The emergency appeal came days after civil rights organizations and a group of Black voters separately asked the Supreme Court to step into the case.

“Five days out from May 15 — the date by which the Louisiana Secretary of State needs to begin implementing a congressional map for the 2024 elections — Louisiana has no congressional map,” state officials told the Supreme Court. “Louisiana’s impossible situation in this redistricting cycle would be comical if it were not so serious.”

At issue is a map drawn by state lawmakers that included a second majority-Black district in Louisiana’s six-district congressional plan. A conservative-leaning lower court struck down that map last week, finding that it violated the Constitution’s equal protection clause.

That new map with the two majority-Black districts was drawn in response to another court order that found an earlier map, which had only one majority-Black district, likely ran afoul of the Voting Rights Act. Civil rights groups say the two rulings have left the state “without a congressional map just months away from the 2024 elections.”

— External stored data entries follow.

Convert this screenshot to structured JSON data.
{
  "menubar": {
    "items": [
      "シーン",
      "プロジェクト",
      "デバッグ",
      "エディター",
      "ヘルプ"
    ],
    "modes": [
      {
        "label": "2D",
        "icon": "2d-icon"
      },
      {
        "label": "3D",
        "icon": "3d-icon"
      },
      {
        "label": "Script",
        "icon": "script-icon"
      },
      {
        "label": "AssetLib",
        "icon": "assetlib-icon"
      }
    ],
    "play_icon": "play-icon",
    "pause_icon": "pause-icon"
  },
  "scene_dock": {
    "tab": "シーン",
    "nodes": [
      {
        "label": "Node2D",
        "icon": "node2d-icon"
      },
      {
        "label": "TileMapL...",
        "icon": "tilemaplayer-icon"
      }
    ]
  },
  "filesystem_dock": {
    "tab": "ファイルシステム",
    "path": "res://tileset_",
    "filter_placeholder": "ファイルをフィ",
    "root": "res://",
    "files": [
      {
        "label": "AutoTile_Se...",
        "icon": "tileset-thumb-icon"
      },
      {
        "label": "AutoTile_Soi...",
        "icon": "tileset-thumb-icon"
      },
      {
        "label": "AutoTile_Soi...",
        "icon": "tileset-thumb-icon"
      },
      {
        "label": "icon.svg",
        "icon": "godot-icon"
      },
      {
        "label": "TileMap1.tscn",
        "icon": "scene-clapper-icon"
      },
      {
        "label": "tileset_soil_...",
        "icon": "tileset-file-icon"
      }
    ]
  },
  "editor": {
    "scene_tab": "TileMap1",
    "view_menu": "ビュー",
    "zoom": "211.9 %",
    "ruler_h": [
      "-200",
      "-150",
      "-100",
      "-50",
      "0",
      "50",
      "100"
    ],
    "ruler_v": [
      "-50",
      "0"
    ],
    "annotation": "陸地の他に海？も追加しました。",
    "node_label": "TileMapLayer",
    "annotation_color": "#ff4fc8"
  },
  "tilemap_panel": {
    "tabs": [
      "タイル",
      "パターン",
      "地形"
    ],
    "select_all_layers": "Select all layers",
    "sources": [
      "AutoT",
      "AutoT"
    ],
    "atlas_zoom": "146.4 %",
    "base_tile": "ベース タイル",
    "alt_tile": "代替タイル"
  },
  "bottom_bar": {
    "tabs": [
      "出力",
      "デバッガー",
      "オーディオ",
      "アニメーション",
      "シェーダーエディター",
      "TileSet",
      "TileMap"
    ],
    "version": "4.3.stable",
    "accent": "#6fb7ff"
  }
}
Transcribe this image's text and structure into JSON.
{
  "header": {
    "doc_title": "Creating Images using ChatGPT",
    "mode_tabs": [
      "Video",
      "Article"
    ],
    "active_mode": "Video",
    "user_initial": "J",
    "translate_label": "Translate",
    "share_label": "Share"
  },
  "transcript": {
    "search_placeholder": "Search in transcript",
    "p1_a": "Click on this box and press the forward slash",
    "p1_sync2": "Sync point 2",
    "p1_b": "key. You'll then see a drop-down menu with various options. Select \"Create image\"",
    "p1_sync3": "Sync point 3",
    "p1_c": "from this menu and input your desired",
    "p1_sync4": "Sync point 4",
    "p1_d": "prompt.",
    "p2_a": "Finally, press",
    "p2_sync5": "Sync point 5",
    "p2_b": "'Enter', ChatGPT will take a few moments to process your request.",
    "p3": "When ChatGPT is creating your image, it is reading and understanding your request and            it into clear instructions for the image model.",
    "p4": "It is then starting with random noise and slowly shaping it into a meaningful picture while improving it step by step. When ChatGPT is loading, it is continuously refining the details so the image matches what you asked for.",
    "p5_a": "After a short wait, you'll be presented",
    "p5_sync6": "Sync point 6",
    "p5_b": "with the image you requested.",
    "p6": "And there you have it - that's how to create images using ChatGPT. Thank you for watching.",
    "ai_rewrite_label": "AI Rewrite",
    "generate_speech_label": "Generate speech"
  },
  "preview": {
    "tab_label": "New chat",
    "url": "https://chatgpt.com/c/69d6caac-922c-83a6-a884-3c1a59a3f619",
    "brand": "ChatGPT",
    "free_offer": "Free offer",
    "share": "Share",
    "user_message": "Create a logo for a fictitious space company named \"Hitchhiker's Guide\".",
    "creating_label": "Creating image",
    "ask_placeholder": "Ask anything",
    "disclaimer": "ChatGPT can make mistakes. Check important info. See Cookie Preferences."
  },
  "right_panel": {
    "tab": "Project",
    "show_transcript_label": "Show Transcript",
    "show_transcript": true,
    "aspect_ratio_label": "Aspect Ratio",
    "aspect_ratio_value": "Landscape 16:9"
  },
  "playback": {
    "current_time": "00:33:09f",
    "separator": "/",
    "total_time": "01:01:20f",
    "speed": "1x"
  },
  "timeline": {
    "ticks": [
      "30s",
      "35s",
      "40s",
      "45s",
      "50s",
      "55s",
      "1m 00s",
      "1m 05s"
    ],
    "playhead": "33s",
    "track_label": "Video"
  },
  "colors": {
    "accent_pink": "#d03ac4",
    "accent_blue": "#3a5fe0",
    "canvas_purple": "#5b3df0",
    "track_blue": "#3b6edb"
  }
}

The Supreme Court has asked the voters who challenged the second map for a response to the civil rights groups by midday Monday, setting up a possible decision as early as next week, once all the filings are submitted.

Louisiana specifically asked the justices Friday to rely on a legal doctrine called the Purcell principle, which it sometimes invokes to stay out of messy election lawsuits as voting season approaches.

The lower court’s “late-breaking” ruling “plus the court’s blowing through election deadlines in search of an imaginary, litigation-proof 2024 congressional map” should be enough to allow the most recently drawn map to stand for now, the state argued.

Because the case raises fundamental questions about how mapmakers consider race when they redraw congressional boundaries every decade, the Supreme Court’s decision could have national implications. It could also affect control of the US House, given the narrow majority Republicans currently hold in that chamber.